Wat is een reversiemutatie?
Reversion-mutatie is een soort mutatie die precies de nucleotidesequentie van het wildtype herstelt. Met andere woorden, reversiemutatie keert de oorspronkelijke wildtype nucleotidesequentie om. Daarom is reversiemutatie in staat om de activiteit van het gemuteerde gen terug te herstellen.
Figuur 01: Mutatie
Reversiemutaties lijken over het algemeen te wijten te zijn aan het verlies van een controlerend element. Bovendien kan reversie plaatsvinden door een onderdrukkingsmutatie. Als het mutante gen en de suppressor nauw met elkaar verbonden zijn, kunnen we aannemen dat de reversie plaatsvindt door een suppressormutatie. Base-substitutie en frameshift-mutaties kunnen ook leiden tot omgekeerde mutaties. Bij basensubstitutie moet het mutante basenpaar worden vervangen door het basenpaar in wildtype. Bij frame-shift-mutaties is het nodig om een bepaalde base van een bepaalde site te verwijderen, of een bepaalde base in een bepaalde site in te voegen.

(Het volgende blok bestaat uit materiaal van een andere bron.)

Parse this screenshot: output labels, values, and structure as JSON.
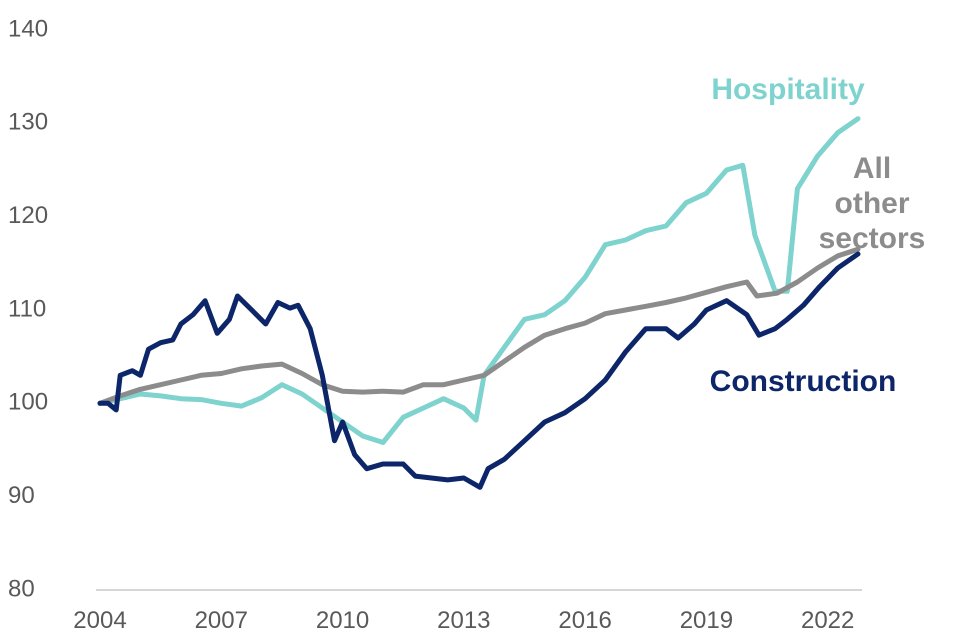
{
  "chart_data": {
    "type": "line",
    "title": "",
    "xlabel": "",
    "ylabel": "",
    "xlim": [
      2004,
      2022.75
    ],
    "ylim": [
      80,
      140
    ],
    "yticks": [
      80,
      90,
      100,
      110,
      120,
      130,
      140
    ],
    "xticks": [
      2004,
      2007,
      2010,
      2013,
      2016,
      2019,
      2022
    ],
    "grid": false,
    "series": [
      {
        "name": "Hospitality",
        "label_lines": [
          "Hospitality"
        ],
        "color": "#7ED3CE",
        "points": [
          [
            2004.0,
            100.0
          ],
          [
            2004.5,
            100.5
          ],
          [
            2005.0,
            101.0
          ],
          [
            2005.5,
            100.8
          ],
          [
            2006.0,
            100.5
          ],
          [
            2006.5,
            100.4
          ],
          [
            2007.0,
            100.0
          ],
          [
            2007.5,
            99.7
          ],
          [
            2008.0,
            100.6
          ],
          [
            2008.5,
            102.0
          ],
          [
            2009.0,
            101.0
          ],
          [
            2009.5,
            99.5
          ],
          [
            2010.0,
            98.0
          ],
          [
            2010.5,
            96.5
          ],
          [
            2011.0,
            95.8
          ],
          [
            2011.5,
            98.5
          ],
          [
            2012.0,
            99.5
          ],
          [
            2012.5,
            100.5
          ],
          [
            2013.0,
            99.5
          ],
          [
            2013.3,
            98.2
          ],
          [
            2013.5,
            103.0
          ],
          [
            2014.0,
            106.0
          ],
          [
            2014.5,
            109.0
          ],
          [
            2015.0,
            109.5
          ],
          [
            2015.5,
            111.0
          ],
          [
            2016.0,
            113.5
          ],
          [
            2016.5,
            117.0
          ],
          [
            2017.0,
            117.5
          ],
          [
            2017.5,
            118.5
          ],
          [
            2018.0,
            119.0
          ],
          [
            2018.5,
            121.5
          ],
          [
            2019.0,
            122.5
          ],
          [
            2019.5,
            125.0
          ],
          [
            2019.9,
            125.5
          ],
          [
            2020.2,
            118.0
          ],
          [
            2020.7,
            112.0
          ],
          [
            2021.0,
            112.0
          ],
          [
            2021.25,
            123.0
          ],
          [
            2021.75,
            126.5
          ],
          [
            2022.25,
            129.0
          ],
          [
            2022.75,
            130.5
          ]
        ]
      },
      {
        "name": "All other sectors",
        "label_lines": [
          "All",
          "other",
          "sectors"
        ],
        "color": "#8C8C8C",
        "points": [
          [
            2004.0,
            100.0
          ],
          [
            2004.5,
            100.8
          ],
          [
            2005.0,
            101.5
          ],
          [
            2005.5,
            102.0
          ],
          [
            2006.0,
            102.5
          ],
          [
            2006.5,
            103.0
          ],
          [
            2007.0,
            103.2
          ],
          [
            2007.5,
            103.7
          ],
          [
            2008.0,
            104.0
          ],
          [
            2008.5,
            104.2
          ],
          [
            2009.0,
            103.2
          ],
          [
            2009.5,
            102.0
          ],
          [
            2010.0,
            101.3
          ],
          [
            2010.5,
            101.2
          ],
          [
            2011.0,
            101.3
          ],
          [
            2011.5,
            101.2
          ],
          [
            2012.0,
            102.0
          ],
          [
            2012.5,
            102.0
          ],
          [
            2013.0,
            102.5
          ],
          [
            2013.5,
            103.0
          ],
          [
            2014.0,
            104.5
          ],
          [
            2014.5,
            106.0
          ],
          [
            2015.0,
            107.3
          ],
          [
            2015.5,
            108.0
          ],
          [
            2016.0,
            108.6
          ],
          [
            2016.5,
            109.6
          ],
          [
            2017.0,
            110.0
          ],
          [
            2017.5,
            110.4
          ],
          [
            2018.0,
            110.8
          ],
          [
            2018.5,
            111.3
          ],
          [
            2019.0,
            111.9
          ],
          [
            2019.5,
            112.5
          ],
          [
            2020.0,
            113.0
          ],
          [
            2020.25,
            111.5
          ],
          [
            2020.75,
            111.8
          ],
          [
            2021.25,
            113.0
          ],
          [
            2021.75,
            114.5
          ],
          [
            2022.25,
            115.8
          ],
          [
            2022.75,
            116.5
          ]
        ]
      },
      {
        "name": "Construction",
        "label_lines": [
          "Construction"
        ],
        "color": "#0D2569",
        "points": [
          [
            2004.0,
            100.0
          ],
          [
            2004.2,
            100.0
          ],
          [
            2004.4,
            99.3
          ],
          [
            2004.5,
            103.0
          ],
          [
            2004.8,
            103.5
          ],
          [
            2005.0,
            103.0
          ],
          [
            2005.2,
            105.8
          ],
          [
            2005.5,
            106.5
          ],
          [
            2005.8,
            106.8
          ],
          [
            2006.0,
            108.5
          ],
          [
            2006.3,
            109.5
          ],
          [
            2006.6,
            111.0
          ],
          [
            2006.9,
            107.5
          ],
          [
            2007.2,
            109.0
          ],
          [
            2007.4,
            111.5
          ],
          [
            2007.8,
            109.8
          ],
          [
            2008.1,
            108.5
          ],
          [
            2008.4,
            110.8
          ],
          [
            2008.7,
            110.2
          ],
          [
            2008.9,
            110.5
          ],
          [
            2009.2,
            108.0
          ],
          [
            2009.5,
            103.0
          ],
          [
            2009.8,
            96.0
          ],
          [
            2010.0,
            98.0
          ],
          [
            2010.3,
            94.5
          ],
          [
            2010.6,
            93.0
          ],
          [
            2011.0,
            93.5
          ],
          [
            2011.5,
            93.5
          ],
          [
            2011.8,
            92.2
          ],
          [
            2012.2,
            92.0
          ],
          [
            2012.6,
            91.8
          ],
          [
            2013.0,
            92.0
          ],
          [
            2013.4,
            91.0
          ],
          [
            2013.6,
            93.0
          ],
          [
            2014.0,
            94.0
          ],
          [
            2014.5,
            96.0
          ],
          [
            2015.0,
            98.0
          ],
          [
            2015.5,
            99.0
          ],
          [
            2016.0,
            100.5
          ],
          [
            2016.5,
            102.5
          ],
          [
            2017.0,
            105.5
          ],
          [
            2017.5,
            108.0
          ],
          [
            2018.0,
            108.0
          ],
          [
            2018.3,
            107.0
          ],
          [
            2018.7,
            108.5
          ],
          [
            2019.0,
            110.0
          ],
          [
            2019.5,
            111.0
          ],
          [
            2020.0,
            109.5
          ],
          [
            2020.3,
            107.3
          ],
          [
            2020.7,
            108.0
          ],
          [
            2021.0,
            109.0
          ],
          [
            2021.4,
            110.5
          ],
          [
            2021.8,
            112.5
          ],
          [
            2022.25,
            114.5
          ],
          [
            2022.75,
            116.0
          ]
        ]
      }
    ]
  }
}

Wat is een onderdrukkingsmutatie?
Onderdrukkingsmutatie is een tweede mutatie die het fenotypische effect van de eerste mutatie onderdrukt. Onderdrukkingsmutatie vindt plaats op een plaats die verschilt van de eerste mutatie. Het kan de oorspronkelijke basenvolgorde van het gen herstellen. Er zijn twee soorten onderdrukkingsmutaties. Het zijn intragene suppressiemutaties en intergene (extragene) suppressiemutaties.
Figuur 02: Onderdrukkingsmutatie
Bij intragene onderdrukking ligt de suppressor in hetzelfde gen als de oorspronkelijke mutatie. Bij intergene onderdrukking ligt de suppressor ergens anders in het genoom (meestal een ander gen) in vergelijking met de plaats van de eerste mutatie.
Wat zijn de overeenkomsten tussen reversie en onderdrukkingsmutatie?
- Reversie- en onderdrukkingsmutaties zijn twee soorten mutaties.
- Sommige reversiemutaties zijn onderdrukkingsmutaties.
- Beide mutaties herstellen het fenotype van het oorspronkelijke gen.
Wat is het verschil tussen reversie en onderdrukkingsmutatie?
Reversiemutatie is een mutatie die de functie van een gemuteerd gen herstelt, terwijl onderdrukkingsmutatie een mutatie is die het fenotype van een andere mutatie onderdrukt. Dit is dus het verschil tussen reversie- en onderdrukkingsmutatie. Reversiemutatie keert de oorspronkelijke basensequentie van DNA om, terwijl suppressiemutatie het fenotypische effect van de eerste mutatie onderdrukt of de oorspronkelijke activiteit van het gen herstelt.
Hieronder is een samenvatting van het verschil tussen reversie- en suppressiemutatie in tabelvorm.
Samenvatting – Reversie versus onderdrukkingsmutatie
Reversiemutatie keert het effect van de eerste mutatie om. Het herstelt de oorspronkelijke basenvolgorde van het gen. Als resultaat wordt de activiteit van het wildtype-gen hervat. Suppressiemutatie is een mutatie die het fenotypische effect van het eerste gen onderdrukt. Het herstelt ook de genactiviteit waarin de eerste mutatie optrad. Onderdrukking kan intrageen of intergeen zijn. Reversiemutatie kan optreden als gevolg van suppressiemutatie als het mutante gen en de suppressor nauw met elkaar verbonden zijn. Dit is dus de samenvatting van het verschil tussen reversie- en onderdrukkingsmutatie.